В меня тут же полетели: подушка, надгрызенное яблоко, ржавая арматурина, плесневелый пирог, два кирпича, отравленный кинжал, 17 использованных презервативов, двуручный топор, жестяное ведро со старческой мочой, помидор, 4й айфон, мумифицированная собачья лапа, торт с надписью «Машеньке 672!», коробка сырков Б. Ю. Александров и табуретка. Проявив чудеса ловкости я смог увернуться от всего кроме табуретки, больно ударившей меня в лоб.
— Дай поспать, я в тюрьме три недели нормально отдохнуть не могла! — выругалась Ламор.
— Пошел нахер отсюда! — поддержала её Клёпа, пнув меня под зад лапкой.
Против таких аргументов возразить мне было нечего и я позорно ретировался в холл.
Оказавшись в общем зале, я еще раз глянул на Олафа.
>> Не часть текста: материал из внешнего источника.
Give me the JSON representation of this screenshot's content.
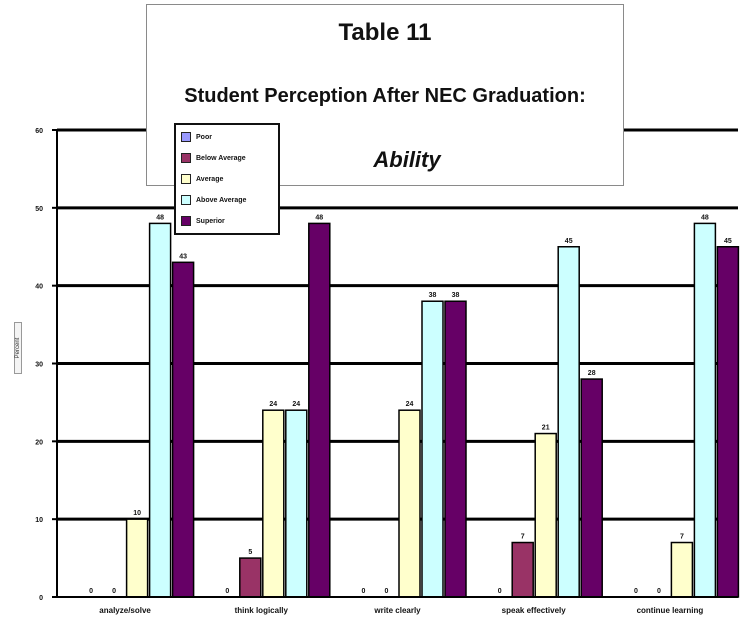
{
  "chart_data": {
    "type": "bar",
    "title": "Table 11",
    "subtitle": "Student Perception After NEC Graduation:",
    "chart_subject": "Ability",
    "ylabel": "Percent",
    "ylim": [
      0,
      60
    ],
    "yticks": [
      0,
      10,
      20,
      30,
      40,
      50,
      60
    ],
    "grid": true,
    "legend_position": "top-left",
    "categories": [
      "analyze/solve",
      "think logically",
      "write clearly",
      "speak effectively",
      "continue learning"
    ],
    "series": [
      {
        "name": "Poor",
        "color": "#9999ff",
        "values": [
          0,
          0,
          0,
          0,
          0
        ]
      },
      {
        "name": "Below Average",
        "color": "#993366",
        "values": [
          0,
          5,
          0,
          7,
          0
        ]
      },
      {
        "name": "Average",
        "color": "#ffffcc",
        "values": [
          10,
          24,
          24,
          21,
          7
        ]
      },
      {
        "name": "Above Average",
        "color": "#ccffff",
        "values": [
          48,
          24,
          38,
          45,
          48
        ]
      },
      {
        "name": "Superior",
        "color": "#660066",
        "values": [
          43,
          48,
          38,
          28,
          45
        ]
      }
    ]
  }
}
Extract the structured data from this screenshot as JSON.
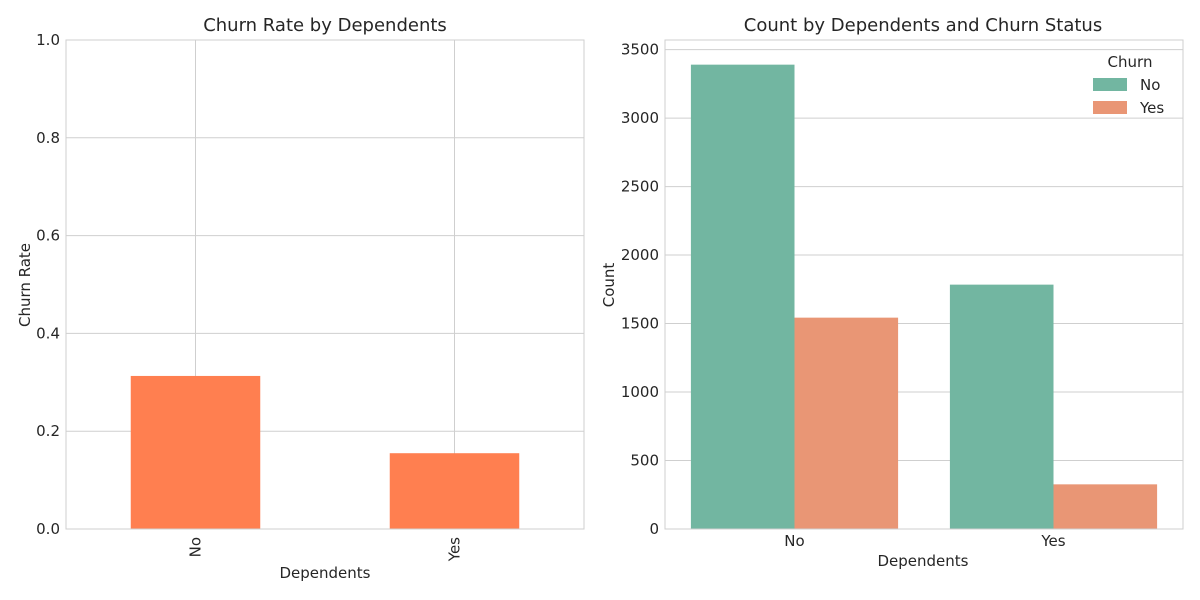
{
  "chart_data": [
    {
      "type": "bar",
      "title": "Churn Rate by Dependents",
      "xlabel": "Dependents",
      "ylabel": "Churn Rate",
      "categories": [
        "No",
        "Yes"
      ],
      "values": [
        0.313,
        0.155
      ],
      "ylim": [
        0,
        1.0
      ],
      "yticks": [
        "0.0",
        "0.2",
        "0.4",
        "0.6",
        "0.8",
        "1.0"
      ],
      "ytick_values": [
        0,
        0.2,
        0.4,
        0.6,
        0.8,
        1.0
      ],
      "color": "#ff7f50",
      "grid": true
    },
    {
      "type": "bar",
      "title": "Count by Dependents and Churn Status",
      "xlabel": "Dependents",
      "ylabel": "Count",
      "categories": [
        "No",
        "Yes"
      ],
      "series": [
        {
          "name": "No",
          "values": [
            3390,
            1784
          ],
          "color": "#72b6a1"
        },
        {
          "name": "Yes",
          "values": [
            1543,
            326
          ],
          "color": "#e99675"
        }
      ],
      "ylim": [
        0,
        3500
      ],
      "yticks": [
        "0",
        "500",
        "1000",
        "1500",
        "2000",
        "2500",
        "3000",
        "3500"
      ],
      "ytick_values": [
        0,
        500,
        1000,
        1500,
        2000,
        2500,
        3000,
        3500
      ],
      "legend": {
        "title": "Churn",
        "placement": "top-right"
      },
      "grid": true
    }
  ]
}
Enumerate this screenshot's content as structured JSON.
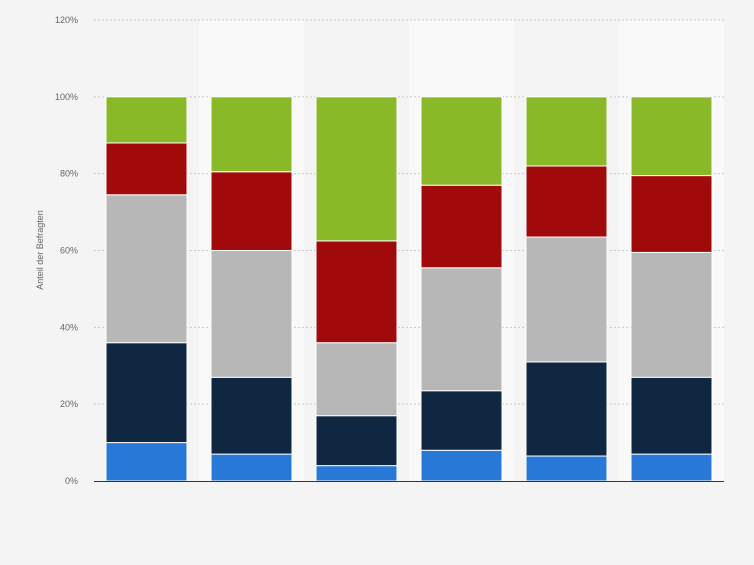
{
  "chart_data": {
    "type": "bar",
    "stacked": true,
    "xlabel": "",
    "ylabel": "Anteil der Befragten",
    "ylim": [
      0,
      120
    ],
    "y_ticks": [
      "0%",
      "20%",
      "40%",
      "60%",
      "80%",
      "100%",
      "120%"
    ],
    "y_tick_values": [
      0,
      20,
      40,
      60,
      80,
      100,
      120
    ],
    "grid": true,
    "legend": "none",
    "category_count": 6,
    "series": [
      {
        "color": "#2878d8",
        "values": [
          10,
          7,
          4,
          8,
          6.5,
          7
        ]
      },
      {
        "color": "#0f2740",
        "values": [
          26,
          20,
          13,
          15.5,
          24.5,
          20
        ]
      },
      {
        "color": "#b7b7b7",
        "values": [
          38.5,
          33,
          19,
          32,
          32.5,
          32.5
        ]
      },
      {
        "color": "#a10a0a",
        "values": [
          13.5,
          20.5,
          26.5,
          21.5,
          18.5,
          20
        ]
      },
      {
        "color": "#89b928",
        "values": [
          12,
          19.5,
          37.5,
          23,
          18,
          20.5
        ]
      }
    ]
  }
}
В самом низу справки появилась еще одна строчка:
[Является частью божественного сета: Ikea Linnmon ⅙]
— Че? — удивился я. — Какого еще нахрен божественного сета? В какой комплект может входить сраная ножка от стола!
— Стоп, стола…Линнмон, а ведь так мой старый замызганный верстак и назывался! Они че серьезно предлагают мне собрать икеевский стол? И где я буду искать запчасти? Но главное даже не это: что блять, я буду с ним делать, когда соберу?
— Ты чё, больной? — неожиданно откуда-то снизу раздался смутно знакомый голос.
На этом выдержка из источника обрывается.